La mort est plus aisée à supporter sans y penser que la pensée de la mort sans péril.
Montaigne, Essais, III, 4, De la diversion, éd. Balsamo et alii, Pléiade, p. 875. « Celui qui meurt en la mêlée, les armes à la main, il n’étudie pas lors la mort, il ne la sent, ni ne la considère : l’ardeur du combat l’emporte. »
Méré, Maximes, 76. « La crainte de la mort est plus sensible que la mort même ». Selon Brunschvicg minor, c’est une traduction de Publius Syrus : « mortem timere crudelius est quam mori. » Voir Œuvres complètes d’Horace, de Juvénal…, éd. D. Nisard (dir.), Paris, F. Didot, 1869, p. 789.
La Rochefoucauld, Maximes, 21, éd. Truchet, Garnier, 1967. « Ceux qu’on condamne au supplice affectent quelquefois une constance et un mépris de la mort qui n’est en effet que la crainte de l’envisager. De sorte qu’on peut dire que cette constance et ce mépris sont à leur esprit ce que le bandeau est à leurs yeux. » Voir le Manuscrit Liancourt, 150, éd. Truchet, p. 427, dont le texte est différent : diverses attitudes des condamnés ; idée qu’ils cherchent à s’étourdir, et à ne pas penser à la mort. L’analogie est donnée : la froideur fait à l’esprit ce que le mouchoir fait aux yeux. Il semble que l’expression est plus concrète que la définitive.
La Rochefoucauld, Maximes, 26, p. 13, éd. Truchet, Garnier, 1967. « Le soleil ni la mort ne se peuvent regarder fixement. »
Sellier Philippe, Pascal et saint Augustin, Paris, Colin, 1970, p. 26 sq., sur la pensée de la mort.
La remarque de Pascal constitue une justification du divertissement qui montre bien que cette attitude de suite n’est pas incohérente. À partir du moment où l’on considère que la peur de la mort est plus insupportable que le comble de malheur qu’est la mort même, et qu’a fortiori cette pensée est encore plus irrémédiable que la mort qui l’est déjà par elle-même, la seule chose que l’on puisse faire est de chercher à s’ôter cette pensée : le divertissement apporte précisément cet oubli. Pascal montre ainsi, non sans ironie, que cette imprévoyance, que les philosophes jugent absurde, a sa logique propre, et apporte une solution cohérente au problème de la peur de la mort.
À un stade plus profond de l’analyse, Pascal pense évidemment que, toute effrayante qu’elle soit, cette peur de la mort a au moins cela de bon que, si elle ne se résout pas par le divertissement, elle peut conduire l’homme de la connaissance de sa condition misérable à la recherche.
La Fontaine a traité ce problème dans une fable célèbre.
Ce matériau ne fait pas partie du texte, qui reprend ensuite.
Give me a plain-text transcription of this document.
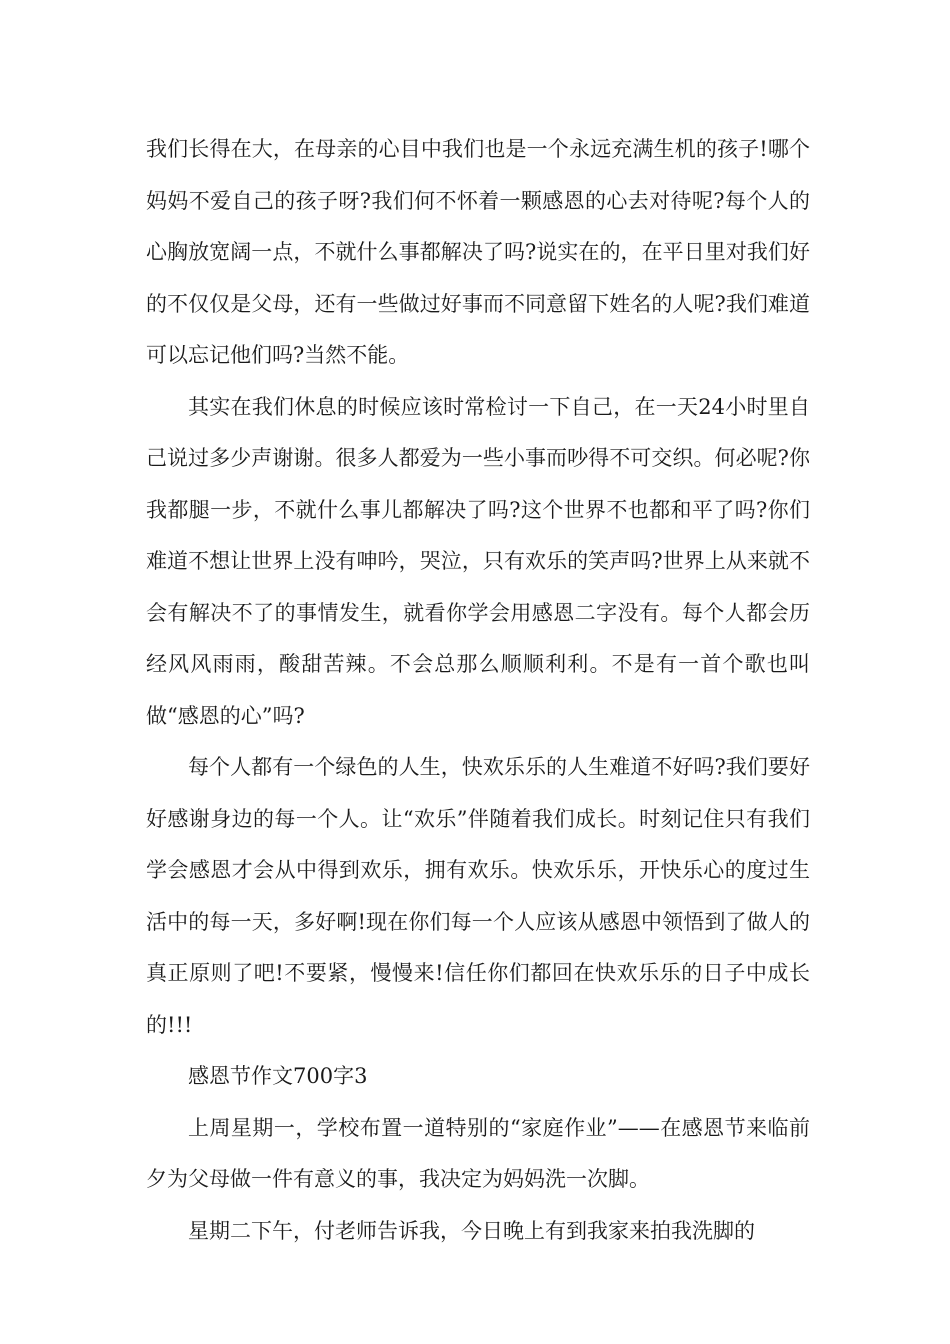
我们长得在大，在母亲的心目中我们也是一个永远充满生机的孩子!哪个妈妈不爱自己的孩子呀?我们何不怀着一颗感恩的心去对待呢?每个人的心胸放宽阔一点，不就什么事都解决了吗?说实在的，在平日里对我们好的不仅仅是父母，还有一些做过好事而不同意留下姓名的人呢?我们难道可以忘记他们吗?当然不能。

其实在我们休息的时候应该时常检讨一下自己，在一天24小时里自己说过多少声谢谢。很多人都爱为一些小事而吵得不可交织。何必呢?你我都腿一步，不就什么事儿都解决了吗?这个世界不也都和平了吗?你们难道不想让世界上没有呻吟，哭泣，只有欢乐的笑声吗?世界上从来就不会有解决不了的事情发生，就看你学会用感恩二字没有。每个人都会历经风风雨雨，酸甜苦辣。不会总那么顺顺利利。不是有一首个歌也叫做“感恩的心”吗?

每个人都有一个绿色的人生，快欢乐乐的人生难道不好吗?我们要好好感谢身边的每一个人。让“欢乐”伴随着我们成长。时刻记住只有我们学会感恩才会从中得到欢乐，拥有欢乐。快欢乐乐，开快乐心的度过生活中的每一天，多好啊!现在你们每一个人应该从感恩中领悟到了做人的真正原则了吧!不要紧，慢慢来!信任你们都回在快欢乐乐的日子中成长的!!!

感恩节作文700字3

上周星期一，学校布置一道特别的“家庭作业”——在感恩节来临前夕为父母做一件有意义的事，我决定为妈妈洗一次脚。

星期二下午，付老师告诉我，今日晚上有到我家来拍我洗脚的
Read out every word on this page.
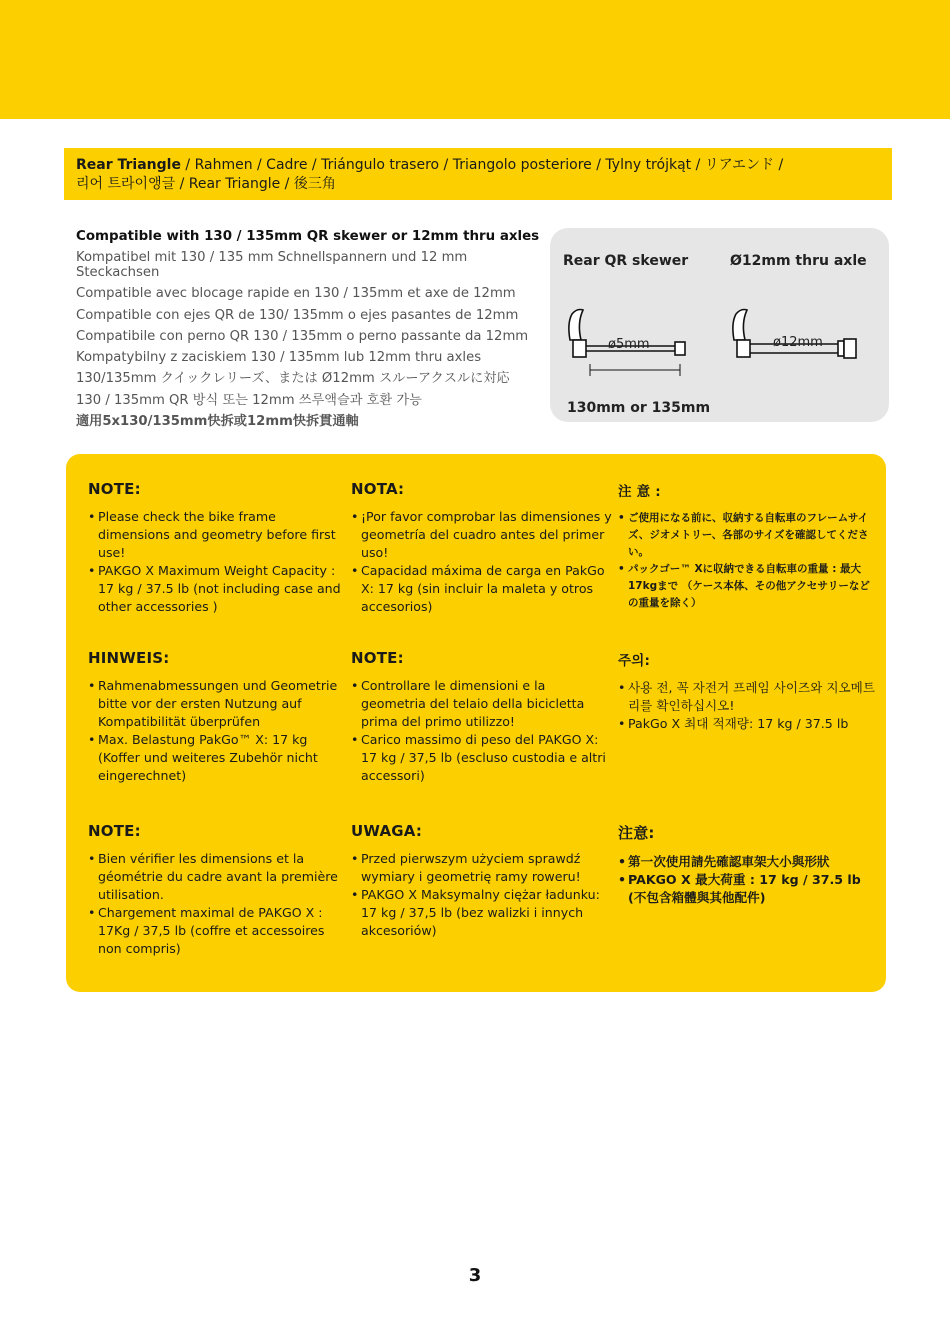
Rear Triangle / Rahmen / Cadre / Triángulo trasero / Triangolo posteriore / Tylny trójkąt / リアエンド /
리어 트라이앵글 / Rear Triangle / 後三角
Compatible with 130 / 135mm QR skewer or 12mm thru axles
Kompatibel mit 130 / 135 mm Schnellspannern und 12 mm Steckachsen
Compatible avec blocage rapide en 130 / 135mm et axe de 12mm
Compatible con ejes QR de 130/ 135mm o ejes pasantes de 12mm
Compatibile con perno QR 130 / 135mm o perno passante da 12mm
Kompatybilny z zaciskiem 130 / 135mm lub 12mm thru axles
130/135mm クイックレリーズ、または Ø12mm スルーアクスルに対応
130 / 135mm QR 방식 또는 12mm 쓰루액슬과 호환 가능
適用5x130/135mm快拆或12mm快拆貫通軸
Rear QR skewer	Ø12mm thru axle
ø5mm
130mm or 135mm
ø12mm
NOTE:
• Please check the bike frame dimensions and geometry before first use!
• PAKGO X Maximum Weight Capacity : 17 kg / 37.5 lb (not including case and other accessories )
NOTA:
• ¡Por favor comprobar las dimensiones y geometría del cuadro antes del primer uso!
• Capacidad máxima de carga en PakGo X: 17 kg (sin incluir la maleta y otros accesorios)
注 意 :
• ご使用になる前に、収納する自転車のフレームサイズ、ジオメトリー、各部のサイズを確認してください。
• パックゴー™ Xに収納できる自転車の重量 : 最大17kgまで （ケース本体、その他アクセサリーなどの重量を除く）
HINWEIS:
• Rahmenabmessungen und Geometrie bitte vor der ersten Nutzung auf Kompatibilität überprüfen
• Max. Belastung PakGo™ X: 17 kg (Koffer und weiteres Zubehör nicht eingerechnet)
NOTE:
• Controllare le dimensioni e la geometria del telaio della bicicletta prima del primo utilizzo!
• Carico massimo di peso del PAKGO X: 17 kg / 37,5 lb (escluso custodia e altri accessori)
주의:
• 사용 전, 꼭 자전거 프레임 사이즈와 지오메트리를 확인하십시오!
• PakGo X 최대 적재량: 17 kg / 37.5 lb
NOTE:
• Bien vérifier les dimensions et la géométrie du cadre avant la première utilisation.
• Chargement maximal de PAKGO X : 17Kg / 37,5 lb (coffre et accessoires non compris)
UWAGA:
• Przed pierwszym użyciem sprawdź wymiary i geometrię ramy roweru!
• PAKGO X Maksymalny ciężar ładunku: 17 kg / 37,5 lb (bez walizki i innych akcesoriów)
注意:
• 第一次使用請先確認車架大小與形狀
• PAKGO X 最大荷重 : 17 kg / 37.5 lb (不包含箱體與其他配件)
3
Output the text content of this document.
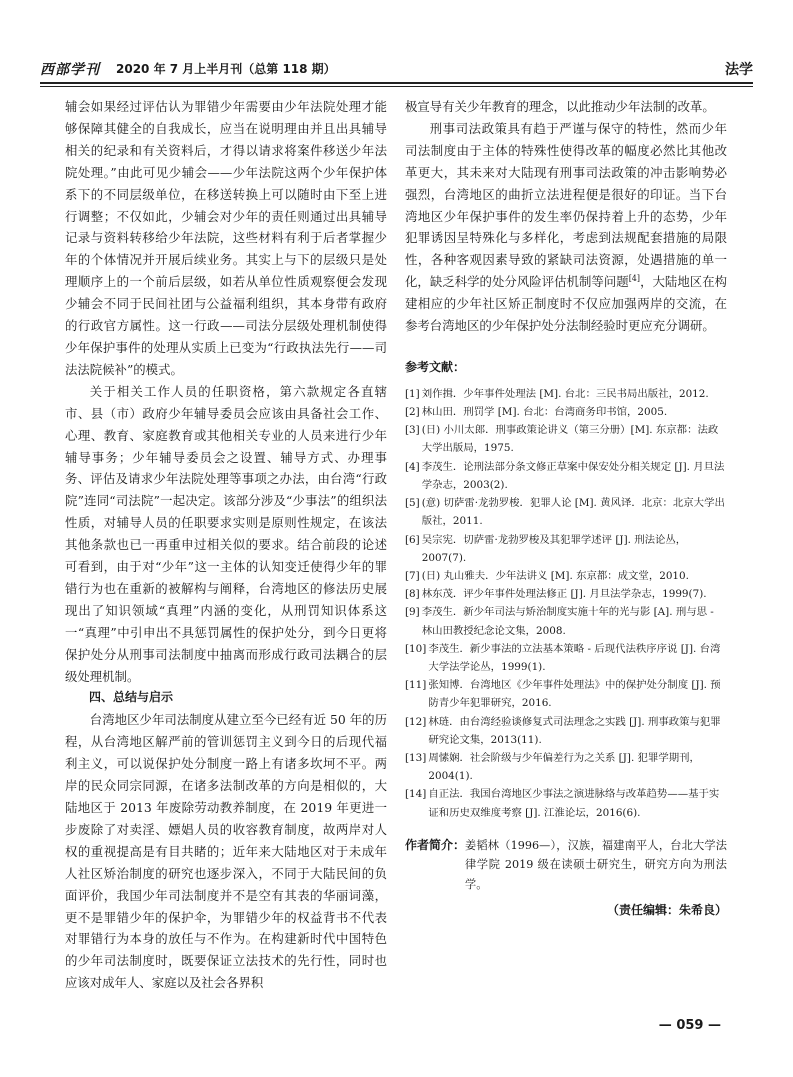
西部学刊 2020 年 7 月上半月刊（总第 118 期）	法学

辅会如果经过评估认为罪错少年需要由少年法院处理才能够保障其健全的自我成长，应当在说明理由并且出具辅导相关的纪录和有关资料后，才得以请求将案件移送少年法院处理。”由此可见少辅会——少年法院这两个少年保护体系下的不同层级单位，在移送转换上可以随时由下至上进行调整；不仅如此，少辅会对少年的责任则通过出具辅导记录与资料转移给少年法院，这些材料有利于后者掌握少年的个体情况并开展后续业务。其实上与下的层级只是处理顺序上的一个前后层级，如若从单位性质观察便会发现少辅会不同于民间社团与公益福利组织，其本身带有政府的行政官方属性。这一行政——司法分层级处理机制使得少年保护事件的处理从实质上已变为“行政执法先行——司法法院候补”的模式。

关于相关工作人员的任职资格，第六款规定各直辖市、县（市）政府少年辅导委员会应该由具备社会工作、心理、教育、家庭教育或其他相关专业的人员来进行少年辅导事务；少年辅导委员会之设置、辅导方式、办理事务、评估及请求少年法院处理等事项之办法，由台湾“行政院”连同“司法院”一起决定。该部分涉及“少事法”的组织法性质，对辅导人员的任职要求实则是原则性规定，在该法其他条款也已一再重申过相关似的要求。结合前段的论述可看到，由于对“少年”这一主体的认知变迁使得少年的罪错行为也在重新的被解构与阐释，台湾地区的修法历史展现出了知识领域“真理”内涵的变化，从刑罚知识体系这一“真理”中引申出不具惩罚属性的保护处分，到今日更将保护处分从刑事司法制度中抽离而形成行政司法耦合的层级处理机制。

四、总结与启示

台湾地区少年司法制度从建立至今已经有近 50 年的历程，从台湾地区解严前的管训惩罚主义到今日的后现代福利主义，可以说保护处分制度一路上有诸多坎坷不平。两岸的民众同宗同源，在诸多法制改革的方向是相似的，大陆地区于 2013 年废除劳动教养制度，在 2019 年更进一步废除了对卖淫、嫖娼人员的收容教育制度，故两岸对人权的重视提高是有目共睹的；近年来大陆地区对于未成年人社区矫治制度的研究也逐步深入，不同于大陆民间的负面评价，我国少年司法制度并不是空有其表的华丽词藻，更不是罪错少年的保护伞，为罪错少年的权益背书不代表对罪错行为本身的放任与不作为。在构建新时代中国特色的少年司法制度时，既要保证立法技术的先行性，同时也应该对成年人、家庭以及社会各界积

极宣导有关少年教育的理念，以此推动少年法制的改革。

刑事司法政策具有趋于严谨与保守的特性，然而少年司法制度由于主体的特殊性使得改革的幅度必然比其他改革更大，其未来对大陆现有刑事司法政策的冲击影响势必强烈，台湾地区的曲折立法进程便是很好的印证。当下台湾地区少年保护事件的发生率仍保持着上升的态势，少年犯罪诱因呈特殊化与多样化，考虑到法规配套措施的局限性，各种客观因素导致的紧缺司法资源，处遇措施的单一化，缺乏科学的处分风险评估机制等问题[4]，大陆地区在构建相应的少年社区矫正制度时不仅应加强两岸的交流，在参考台湾地区的少年保护处分法制经验时更应充分调研。

参考文献：
[1] 刘作揖．少年事件处理法 [M]. 台北：三民书局出版社，2012.
[2] 林山田．刑罚学 [M]. 台北：台湾商务印书馆，2005.
[3] (日) 小川太郎．刑事政策论讲义（第三分册）[M]. 东京都：法政大学出版局，1975.
[4] 李茂生．论刑法部分条文修正草案中保安处分相关规定 [J]. 月旦法学杂志，2003(2).
[5] (意) 切萨雷·龙勃罗梭．犯罪人论 [M]. 黄风译．北京：北京大学出版社，2011.
[6] 吴宗宪．切萨雷·龙勃罗梭及其犯罪学述评 [J]. 刑法论丛，2007(7).
[7] (日) 丸山雅夫．少年法讲义 [M]. 东京都：成文堂，2010.
[8] 林东茂．评少年事件处理法修正 [J]. 月旦法学杂志，1999(7).
[9] 李茂生．新少年司法与矫治制度实施十年的光与影 [A]. 刑与思 - 林山田教授纪念论文集，2008.
[10] 李茂生．新少事法的立法基本策略 - 后现代法秩序序说 [J]. 台湾大学法学论丛，1999(1).
[11] 张知博．台湾地区《少年事件处理法》中的保护处分制度 [J]. 预防青少年犯罪研究，2016.
[12] 林琏．由台湾经验谈修复式司法理念之实践 [J]. 刑事政策与犯罪研究论文集，2013(11).
[13] 周愫娴．社会阶级与少年偏差行为之关系 [J]. 犯罪学期刊，2004(1).
[14] 自正法．我国台湾地区少事法之演进脉络与改革趋势——基于实证和历史双维度考察 [J]. 江淮论坛，2016(6).
作者简介： 姜韬林（1996—），汉族，福建南平人，台北大学法律学院 2019 级在读硕士研究生，研究方向为刑法学。
（责任编辑：朱希良）
— 059 —
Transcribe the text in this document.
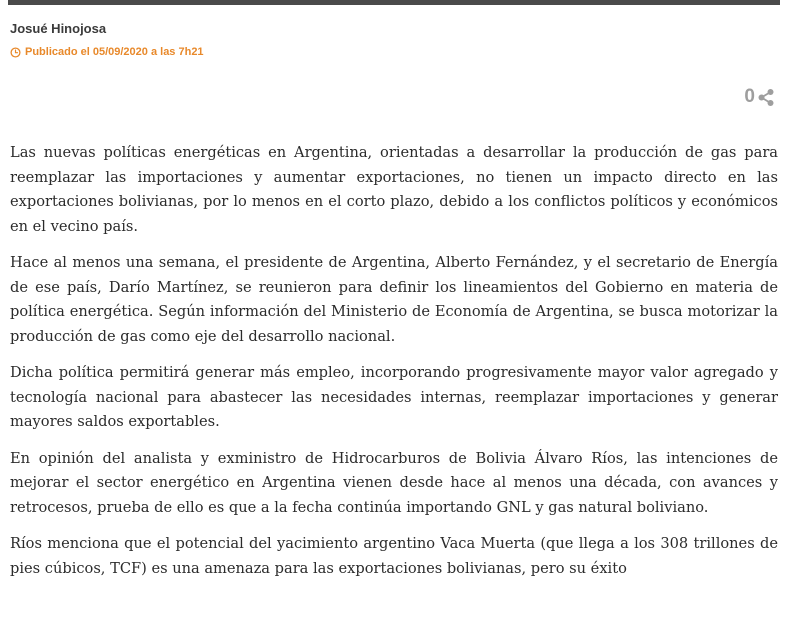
Josué Hinojosa
Publicado el 05/09/2020 a las 7h21
0

Las nuevas políticas energéticas en Argentina, orientadas a desarrollar la producción de gas para reemplazar las importaciones y aumentar exportaciones, no tienen un impacto directo en las exportaciones bolivianas, por lo menos en el corto plazo, debido a los conflictos políticos y económicos en el vecino país.

Hace al menos una semana, el presidente de Argentina, Alberto Fernández, y el secretario de Energía de ese país, Darío Martínez, se reunieron para definir los lineamientos del Gobierno en materia de política energética. Según información del Ministerio de Economía de Argentina, se busca motorizar la producción de gas como eje del desarrollo nacional.

Dicha política permitirá generar más empleo, incorporando progresivamente mayor valor agregado y tecnología nacional para abastecer las necesidades internas, reemplazar importaciones y generar mayores saldos exportables.

En opinión del analista y exministro de Hidrocarburos de Bolivia Álvaro Ríos, las intenciones de mejorar el sector energético en Argentina vienen desde hace al menos una década, con avances y retrocesos, prueba de ello es que a la fecha continúa importando GNL y gas natural boliviano.

Ríos menciona que el potencial del yacimiento argentino Vaca Muerta (que llega a los 308 trillones de pies cúbicos, TCF) es una amenaza para las exportaciones bolivianas, pero su éxito
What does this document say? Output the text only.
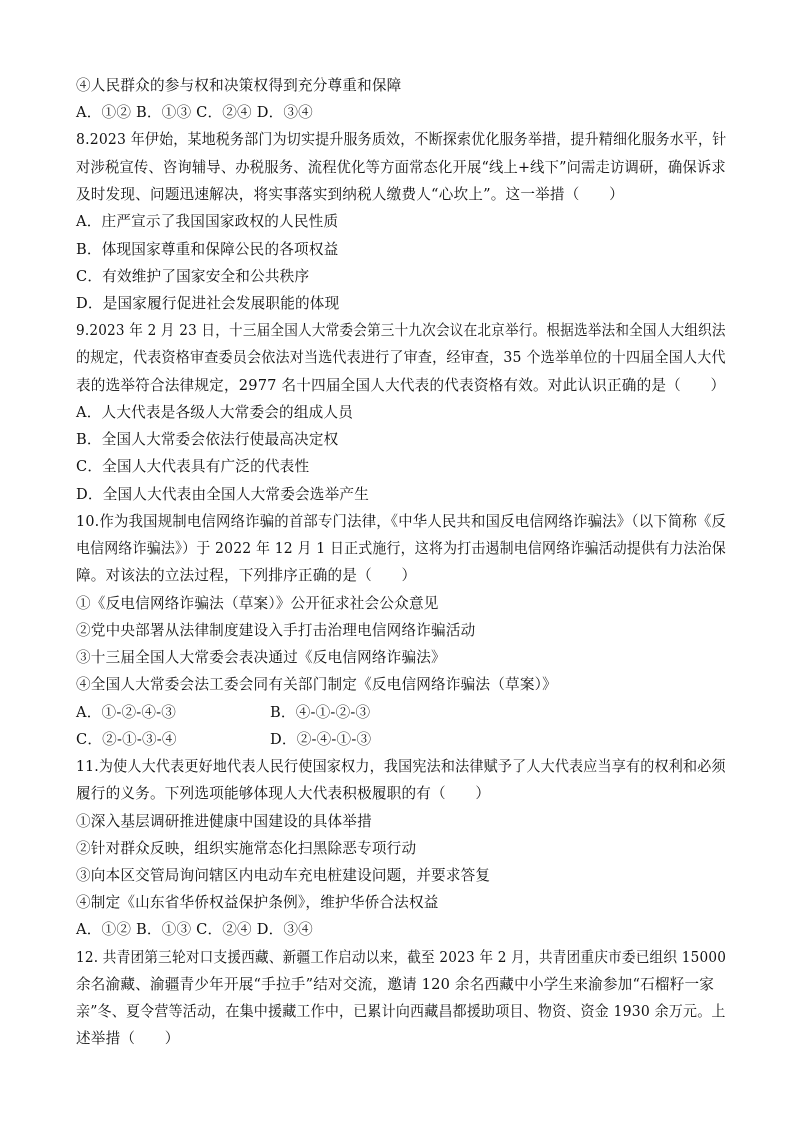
④人民群众的参与权和决策权得到充分尊重和保障
A．①② B．①③ C．②④ D．③④
8.2023 年伊始，某地税务部门为切实提升服务质效，不断探索优化服务举措，提升精细化服务水平，针
对涉税宣传、咨询辅导、办税服务、流程优化等方面常态化开展“线上+线下”问需走访调研，确保诉求
及时发现、问题迅速解决，将实事落实到纳税人缴费人“心坎上”。这一举措（　　）
A．庄严宣示了我国国家政权的人民性质
B．体现国家尊重和保障公民的各项权益
C．有效维护了国家安全和公共秩序
D．是国家履行促进社会发展职能的体现
9.2023 年 2 月 23 日，十三届全国人大常委会第三十九次会议在北京举行。根据选举法和全国人大组织法
的规定，代表资格审查委员会依法对当选代表进行了审查，经审查，35 个选举单位的十四届全国人大代
表的选举符合法律规定，2977 名十四届全国人大代表的代表资格有效。对此认识正确的是（　　）
A．人大代表是各级人大常委会的组成人员
B．全国人大常委会依法行使最高决定权
C．全国人大代表具有广泛的代表性
D．全国人大代表由全国人大常委会选举产生
10.作为我国规制电信网络诈骗的首部专门法律，《中华人民共和国反电信网络诈骗法》（以下简称《反
电信网络诈骗法》）于 2022 年 12 月 1 日正式施行，这将为打击遏制电信网络诈骗活动提供有力法治保
障。对该法的立法过程，下列排序正确的是（　　）
①《反电信网络诈骗法（草案）》公开征求社会公众意见
②党中央部署从法律制度建设入手打击治理电信网络诈骗活动
③十三届全国人大常委会表决通过《反电信网络诈骗法》
④全国人大常委会法工委会同有关部门制定《反电信网络诈骗法（草案）》
A．①-②-④-③	B．④-①-②-③
C．②-①-③-④	D．②-④-①-③
11.为使人大代表更好地代表人民行使国家权力，我国宪法和法律赋予了人大代表应当享有的权利和必须
履行的义务。下列选项能够体现人大代表积极履职的有（　　）
①深入基层调研推进健康中国建设的具体举措
②针对群众反映，组织实施常态化扫黑除恶专项行动
③向本区交管局询问辖区内电动车充电桩建设问题，并要求答复
④制定《山东省华侨权益保护条例》，维护华侨合法权益
A．①② B．①③ C．②④ D．③④
12. 共青团第三轮对口支援西藏、新疆工作启动以来，截至 2023 年 2 月，共青团重庆市委已组织 15000
余名渝藏、渝疆青少年开展“手拉手”结对交流，邀请 120 余名西藏中小学生来渝参加“石榴籽一家
亲”冬、夏令营等活动，在集中援藏工作中，已累计向西藏昌都援助项目、物资、资金 1930 余万元。上
述举措（　　）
Voir La Fontaine, Fables, VIII, 12. Le Cochon, la Chèvre et le Mouton :
Une Chèvre, un Mouton, avec un Cochon gras,
Montés sur même char s'en allaient à la foire :
Leur divertissement ne les y portait pas ;
On s'en allait les vendre, à ce que dit l'histoire :
Le Charton n'avait pas dessein
De les mener voir Tabarin,
Dom Pourceau criait en chemin
Comme s'il avait eu cent Bouchers à ses trousses.
C'était une clameur à rendre les gens sourds :
Les autres animaux, créatures plus douces,
Bonnes gens, s'étonnaient qu'il criât au secours ;
Ils ne voyaient nul mal à craindre.
Le Charton dit au Porc : Qu'as-tu tant à te plaindre ?
Tu nous étourdis tous, que ne te tiens-tu coi ?
Ces deux personnes-ci plus honnêtes que toi,
Devraient t'apprendre à vivre, ou du moins à te taire.
Regarde ce Mouton ; a-t-il dit un seul mot ?
Il est sage. - Il est un sot,
Repartit le Cochon : s'il savait son affaire,
Il crierait comme moi, du haut de son gosier,
Et cette autre personne honnête
Crierait tout du haut de sa tête.
Ils pensent qu'on les veut seulement décharger,
La Chèvre de son lait, le Mouton de sa laine.
Je ne sais pas s'ils ont raison ;
Mais quant à moi, qui ne suis bon
Qu'à manger, ma mort est certaine.
Adieu mon toit et ma maison.
Dom Pourceau raisonnait en subtil personnage :
Mais que lui servait-il ? Quand le mal est certain,
La plainte ni la peur ne changent le destin ;
Et le moins prévoyant est toujours le plus sage.